Updated

A battle over beer is brewing on Capitol Hill.

And it's about ... what else? Taxes.

Driving the fight are small, independent craft brewers, who are growing in both size and popularity in the United States – so much, that beer giant Budweiser spent $9 million on a Super Bowl ad this year mocking the craft beer phenom. Now, the "pumpkin peach ale" producers have their own lobbyists and are enlisting home-district members of Congress to sponsor legislation cutting the excise tax on their sudsy creations.

Co-sponsored by Sens. Susan Collins, R-Maine, and Ben Cardin, D-Md., the Small BREW Act would cut what they say is a burdensome tax on craft brewers who need to invest in production facilities and hire more workers. The federal tax, first levied on brewers during the 19th century as a way to pay for the Civil War, is one of the “hidden” levies directly collected from producers and importers, but is more or less reflected in the retail price. It applies to all brewers, but the craft beer industry wants it to be cut specifically for them.

“We’re making an American product – not many manufacturers in the United States these days can make that claim,” said Bob Pease, president and CEO of the Brewers Association, which for 10 years has represented the craft beer industry. He says there are 3,200 independent brew pubs and breweries in the U.S. today, compared with about 40 in the mid-1980s. He says the U.S. “by far” has more craft operations than any other country.

“All of that hasn’t been driven by the association, but by the American beer drinker who wants something from their beer that they weren’t getting from light lager,” Pease told FoxNews.com. “Many of these brewers can’t make enough to satisfy demand. What they have to do is grow their production, the ability to make more beer.”

To do that, the brewers want taxes cut.

But they're not about to tap the keg yet. Big-beer behemoths oppose efforts to carve out special treatment for the craft movement and have a competing bill in Congress.

A representative with the Beer Institute, which represents some of the big-beer companies, said while they don’t mind adjusting the tax rate down for the little guy, they want to cut the rate across the board -- including for the giants and importers, which are left out of Collins-Cardin legislation.

The institute comprises MillerCoors, Heineken USA, Constellation and others, as well as AB InBev. The latter became the biggest beer company in the world, after American producer Anheuser-Busch was acquired by the Brazilian-Belgian giant InBev in 2008. Together, they represent a $245 billion industry with 2,800 breweries and 2 million jobs worldwide.

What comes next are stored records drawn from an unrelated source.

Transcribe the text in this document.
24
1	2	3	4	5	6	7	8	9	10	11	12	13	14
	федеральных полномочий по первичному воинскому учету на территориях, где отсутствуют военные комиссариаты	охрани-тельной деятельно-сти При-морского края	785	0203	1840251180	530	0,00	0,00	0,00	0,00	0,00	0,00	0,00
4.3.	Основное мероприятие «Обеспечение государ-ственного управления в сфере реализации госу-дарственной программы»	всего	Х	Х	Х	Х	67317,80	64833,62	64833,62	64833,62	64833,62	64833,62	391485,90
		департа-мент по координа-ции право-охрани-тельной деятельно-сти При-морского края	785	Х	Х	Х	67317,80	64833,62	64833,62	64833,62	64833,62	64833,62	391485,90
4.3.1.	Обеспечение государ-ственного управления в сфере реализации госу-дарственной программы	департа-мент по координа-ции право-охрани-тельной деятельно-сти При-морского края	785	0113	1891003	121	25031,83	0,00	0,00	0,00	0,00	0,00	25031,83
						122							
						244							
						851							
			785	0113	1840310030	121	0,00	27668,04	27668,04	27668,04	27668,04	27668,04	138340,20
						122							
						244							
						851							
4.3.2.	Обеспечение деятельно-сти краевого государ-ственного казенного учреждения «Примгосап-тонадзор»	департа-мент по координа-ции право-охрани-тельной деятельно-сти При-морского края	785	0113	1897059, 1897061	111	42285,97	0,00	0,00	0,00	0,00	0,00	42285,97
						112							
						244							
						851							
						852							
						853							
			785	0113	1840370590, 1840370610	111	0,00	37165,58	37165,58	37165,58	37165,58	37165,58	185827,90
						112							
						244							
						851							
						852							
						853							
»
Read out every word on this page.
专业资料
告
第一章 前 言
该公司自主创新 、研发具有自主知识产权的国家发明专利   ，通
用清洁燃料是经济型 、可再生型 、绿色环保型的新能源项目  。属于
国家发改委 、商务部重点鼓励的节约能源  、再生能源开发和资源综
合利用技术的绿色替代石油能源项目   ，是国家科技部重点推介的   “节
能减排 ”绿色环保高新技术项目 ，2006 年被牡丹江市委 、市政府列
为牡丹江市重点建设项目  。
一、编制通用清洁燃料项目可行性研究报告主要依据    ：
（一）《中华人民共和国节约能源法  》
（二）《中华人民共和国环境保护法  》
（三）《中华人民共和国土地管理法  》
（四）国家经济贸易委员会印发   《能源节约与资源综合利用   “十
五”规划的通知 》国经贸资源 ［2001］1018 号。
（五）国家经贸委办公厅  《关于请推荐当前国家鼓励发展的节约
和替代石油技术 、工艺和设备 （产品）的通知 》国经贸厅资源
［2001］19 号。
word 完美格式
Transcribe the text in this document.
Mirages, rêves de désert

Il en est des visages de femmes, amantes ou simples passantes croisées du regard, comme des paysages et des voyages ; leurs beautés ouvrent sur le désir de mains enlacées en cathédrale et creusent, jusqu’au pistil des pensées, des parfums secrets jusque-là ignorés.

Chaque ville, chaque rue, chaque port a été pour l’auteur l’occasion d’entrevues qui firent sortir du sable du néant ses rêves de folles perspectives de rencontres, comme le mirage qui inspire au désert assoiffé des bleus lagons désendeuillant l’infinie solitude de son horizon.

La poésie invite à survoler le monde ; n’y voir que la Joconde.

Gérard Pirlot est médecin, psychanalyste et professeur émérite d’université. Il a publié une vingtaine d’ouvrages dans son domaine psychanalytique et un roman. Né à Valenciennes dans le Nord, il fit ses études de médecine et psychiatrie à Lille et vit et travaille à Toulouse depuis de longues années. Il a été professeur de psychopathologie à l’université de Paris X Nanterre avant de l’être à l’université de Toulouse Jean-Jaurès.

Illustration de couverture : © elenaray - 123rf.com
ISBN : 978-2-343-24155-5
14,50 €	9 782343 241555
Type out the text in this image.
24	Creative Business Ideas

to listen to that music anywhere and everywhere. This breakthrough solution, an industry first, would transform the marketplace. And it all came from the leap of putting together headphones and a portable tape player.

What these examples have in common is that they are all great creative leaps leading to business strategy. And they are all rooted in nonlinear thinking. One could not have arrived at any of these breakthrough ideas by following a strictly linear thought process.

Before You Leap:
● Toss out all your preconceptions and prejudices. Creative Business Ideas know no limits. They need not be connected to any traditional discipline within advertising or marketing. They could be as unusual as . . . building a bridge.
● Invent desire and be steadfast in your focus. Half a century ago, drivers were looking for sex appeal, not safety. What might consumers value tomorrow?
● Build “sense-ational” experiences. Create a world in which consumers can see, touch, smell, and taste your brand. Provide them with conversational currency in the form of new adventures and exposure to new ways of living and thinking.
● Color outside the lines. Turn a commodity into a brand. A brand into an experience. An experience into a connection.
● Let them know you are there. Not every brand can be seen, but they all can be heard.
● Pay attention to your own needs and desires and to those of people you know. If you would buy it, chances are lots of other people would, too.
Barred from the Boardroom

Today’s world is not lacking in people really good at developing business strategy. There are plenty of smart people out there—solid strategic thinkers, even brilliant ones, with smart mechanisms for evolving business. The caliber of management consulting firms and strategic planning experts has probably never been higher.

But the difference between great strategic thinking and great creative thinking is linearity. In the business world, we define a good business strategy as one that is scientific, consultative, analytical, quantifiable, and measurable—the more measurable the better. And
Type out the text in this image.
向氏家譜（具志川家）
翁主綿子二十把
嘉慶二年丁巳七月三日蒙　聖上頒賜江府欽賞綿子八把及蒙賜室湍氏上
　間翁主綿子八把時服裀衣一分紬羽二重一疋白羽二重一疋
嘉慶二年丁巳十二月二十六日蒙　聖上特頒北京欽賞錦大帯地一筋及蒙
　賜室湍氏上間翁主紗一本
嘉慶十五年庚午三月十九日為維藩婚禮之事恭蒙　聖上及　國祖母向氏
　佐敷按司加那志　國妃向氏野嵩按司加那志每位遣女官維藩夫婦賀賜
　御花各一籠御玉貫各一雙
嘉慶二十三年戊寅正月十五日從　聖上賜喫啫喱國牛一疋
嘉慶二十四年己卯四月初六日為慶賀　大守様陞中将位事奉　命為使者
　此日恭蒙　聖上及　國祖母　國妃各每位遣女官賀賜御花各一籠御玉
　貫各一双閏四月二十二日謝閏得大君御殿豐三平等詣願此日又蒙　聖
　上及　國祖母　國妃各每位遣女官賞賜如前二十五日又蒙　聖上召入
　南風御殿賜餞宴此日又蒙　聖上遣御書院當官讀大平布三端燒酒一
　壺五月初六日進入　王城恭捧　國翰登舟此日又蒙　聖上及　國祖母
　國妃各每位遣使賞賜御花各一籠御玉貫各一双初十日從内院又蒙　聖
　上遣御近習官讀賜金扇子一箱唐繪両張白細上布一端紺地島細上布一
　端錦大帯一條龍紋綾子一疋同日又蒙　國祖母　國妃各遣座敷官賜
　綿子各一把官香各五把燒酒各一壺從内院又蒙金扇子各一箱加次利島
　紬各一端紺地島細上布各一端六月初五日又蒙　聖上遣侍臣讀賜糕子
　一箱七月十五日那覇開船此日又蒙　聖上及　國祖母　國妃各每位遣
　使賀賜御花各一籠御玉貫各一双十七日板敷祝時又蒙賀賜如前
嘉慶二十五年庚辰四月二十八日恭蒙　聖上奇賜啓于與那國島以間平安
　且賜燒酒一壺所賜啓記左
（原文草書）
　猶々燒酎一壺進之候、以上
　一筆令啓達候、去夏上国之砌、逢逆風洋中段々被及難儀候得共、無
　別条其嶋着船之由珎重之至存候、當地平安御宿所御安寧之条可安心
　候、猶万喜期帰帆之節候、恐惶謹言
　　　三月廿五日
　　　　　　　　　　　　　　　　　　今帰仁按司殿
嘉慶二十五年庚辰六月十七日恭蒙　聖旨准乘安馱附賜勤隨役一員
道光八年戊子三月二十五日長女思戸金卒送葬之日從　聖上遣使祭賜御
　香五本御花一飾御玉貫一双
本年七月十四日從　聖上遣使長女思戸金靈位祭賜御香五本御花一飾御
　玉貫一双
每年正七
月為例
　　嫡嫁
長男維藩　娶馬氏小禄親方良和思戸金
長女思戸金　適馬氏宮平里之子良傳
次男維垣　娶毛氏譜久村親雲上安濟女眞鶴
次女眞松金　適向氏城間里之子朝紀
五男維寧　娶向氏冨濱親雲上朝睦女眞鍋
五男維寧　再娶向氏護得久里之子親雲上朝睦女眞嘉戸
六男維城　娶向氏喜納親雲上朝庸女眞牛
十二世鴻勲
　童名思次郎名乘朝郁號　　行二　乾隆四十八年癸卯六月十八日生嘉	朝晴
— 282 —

Under the current excise tax structure, brewers who produce up to 2 million barrels a year pay $7 a barrel on the first 60,000 barrels produced, and $18 on all barrels after that. The Small BREW Act offers a tiered system so producers would pay only $3.50 on the first 60,000 and $16 per barrel up to 2 million. Anything over that would be the normal $18 per barrel. To be eligible for these breaks, however, brewers have to produce 6 million or fewer barrels a year. The major producers like AB ImBev, for example, far exceed that threshold; whereas most craft brewers fall under the 60,000-barrel threshold.

A competing bill in the House, the Fair Beer Act, sponsored by Reps. Steve Womack, R-Ark., and Ron Kind, D-Wis., is supported by the Beer Institute and would eliminate any cap, making all brewers eligible for breaks. It would completely eliminate the tax on the first 7,143 barrels, and then charge $3.50 for up to 60,000 barrels; $16 for 60,001 to 2 million; and after that, $18 per barrel. Their legislation would also extend tax cuts to the importers. The Beer Institute says 90 percent of small brewers would have their taxes wiped out because they fall under the 7,143 threshold.

Major players would only get tax cuts worth “pennies on the barrel,” said Beer Institute President and CEO Jim McGreevy, but at least it would be something. “The significant tax relief in our bill would go to the small brewers,” he told FoxNews.com, but “it’s fair and it’s equitable and comprehensive” and doesn’t leave anyone out.

Pease, though, said the Small BREW act targets the little guys because they need the help and, he contends, the multinational corporations that have breweries overseas employing foreign workers do not.

“Our bill is centered on supporting American-headquartered companies, creating American jobs, here at home,” he said. “This is one meager step to level the playing field that is heavily tilted to [Big Beer’s] advantage.”